DPRD KOTIM 

BPBD Akan Terus Pantau Korban Banjir Cempaga Hulu

Sampit,- Badan penanggulangan bencana daerah kabupaten kotawaringin timur akan terus memantau korban banjir yang menegelamkan 115 rumah warga desa sungai ubar mandiri kecamatan cempaga hulu kabupaten kotawaringin timur yang terjadi pada kamis lalu.
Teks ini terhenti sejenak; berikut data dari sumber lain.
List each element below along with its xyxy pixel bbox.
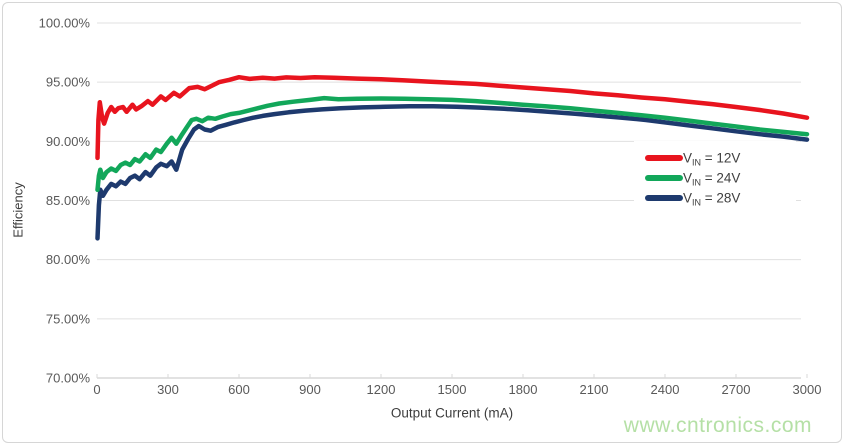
- legend-label-vin-24v: VIN = 24V: [683, 171, 740, 188]
- x-tick-label: 300: [157, 382, 179, 397]
- x-tick-label: 1800: [509, 382, 538, 397]
- x-tick-label: 1500: [438, 382, 467, 397]
- x-tick-label: 3000: [793, 382, 822, 397]
- y-tick-label: 100.00%: [39, 16, 91, 31]
- x-tick-label: 2700: [722, 382, 751, 397]
- x-tick-label: 2400: [651, 382, 680, 397]
- watermark-text: www.cntronics.com: [623, 414, 812, 437]
- efficiency-curve-vin-24v: [95, 95, 810, 193]
- y-tick-label: 70.00%: [46, 371, 91, 386]
- x-tick-label: 0: [93, 382, 100, 397]
- y-tick-label: 85.00%: [46, 193, 91, 208]
- y-tick-label: 90.00%: [46, 134, 91, 149]
- y-tick-label: 75.00%: [46, 311, 91, 326]
- y-tick-label: 95.00%: [46, 75, 91, 90]
- x-tick-label: 2100: [580, 382, 609, 397]
- x-tick-label: 1200: [367, 382, 396, 397]
- x-tick-label: 900: [299, 382, 321, 397]
- x-axis-title: Output Current (mA): [390, 405, 514, 421]
- legend-label-vin-12v: VIN = 12V: [683, 151, 740, 168]
- x-tick-label: 600: [228, 382, 250, 397]
- y-axis-title: Efficiency: [10, 182, 26, 238]
- efficiency-curve-vin-12v: [95, 74, 810, 161]
- efficiency-curve-vin-28v: [95, 103, 810, 241]
- y-tick-label: 80.00%: [46, 252, 91, 267]
- legend-label-vin-28v: VIN = 28V: [683, 191, 740, 208]
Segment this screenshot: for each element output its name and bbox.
Badan penanggulangan bencana daerah (BPBD)Kabupaten Kotawaringin timur M.Yusuf mengatakan pihaknya sudah menurunkan tim ke desa sungai ubar madiri yang terkena bencana banjir tim tersebut menyalurkan bantuan kepada 115 kepala keluarga di desa tersebut selain memberikan bantuan juga melakukan pengobatan kepada warga yang sakit sebanyak 15 orang.

Tim TRC BPBD, Melakukan survey banjir, cuaca, daerah rawan banjir di desa Sungai Ubar BPBD 8 orang, TNI 1 org, Dinkes 3 orang, Lurah, Kades, PT BGA, ketua RT setempat karena askes jalan tidak bisa dilintasi kendaraan terpaksa memantau mengunakan Drone 2 unit, GPS 2 unit, perahu karet 1 unit, pelampung 10 buah, dayung 4 buah, HT 4 bh, mesin speedboard 1 unit, peralatan medik 1 unit, obat-obatan 1 kotak.

Dia mengatakan sejak tgl 7 Peb 2019 malam hujan lebat sehingga menyebabkan jalan terendam banjir di 5 titik, dan.menyebabkan ketingian 1-1,5 meter atas tanah dan terendam air di 5 RT yaitu RT 1 dan 2 (30 KK) RT 3 (25 KK), RT 4 (34 KK), RT 5 (25 KK) total 105 KK dengan ketinggian air 30-50 cm, namun pd tgl 8 Oeb 2019 hujan lagi. bertambah rumah yg terendam sebanyak 10 KK sehingga total 115 KK. Saat survey 9 Peb 2019 jam 10.15 air.mulai surut hingga jam 14:25 turun -+30 cm.

Menurutnya tindakan yang dilakukan pemetaan udara, pendataan daerah banjir, identifikasi kerugian, jumlah rumah terendam, Pendataan warga yg sakit sebanyak 15 org (Stroke, dermatitis, Ispa, gastritis, hipertensi),Pelayanan kesehatan pemeriksaan dan pengobatan berkolaborasi dengan Dinkes (Puskesmas Pundu).

Kemudian berkoordinasi dgn PT Binatama Gunajaya Argo (BGA) dan diberikan bantuan sembako berupa beras (400 kg), sarden (160 kaleng), minyak goreng (80 liter), gula pasir (80 kg), kopi (50 bks), teh (30 bks) diserahkan melalui Kades (Bombi 0813.5190.1934) disaksikan oleh seluruh RT dan perwakilan warga,Penyuluhan pencegahan dan penanggulangan banjir”kami sudah memberikan bantuan kepada warga disana dan itu pun masih dalam pantau kami .”kata M.Yusuf

Sementara menurut mumus warga desa sungai ubar mandiri mengatakan sampai saat ini debet air masih tinggi belum ada penyusutan cuaca pun masih terlihat mendung tidak menutup kemungkinan hujan akan kembali turun

“Saat ini debit air masih tinggi warga belum bisa melakukan aktifitas sebeperti biasanya begitu juga dengan anak sekolah juga masih diliburkan,”tutur Mumus.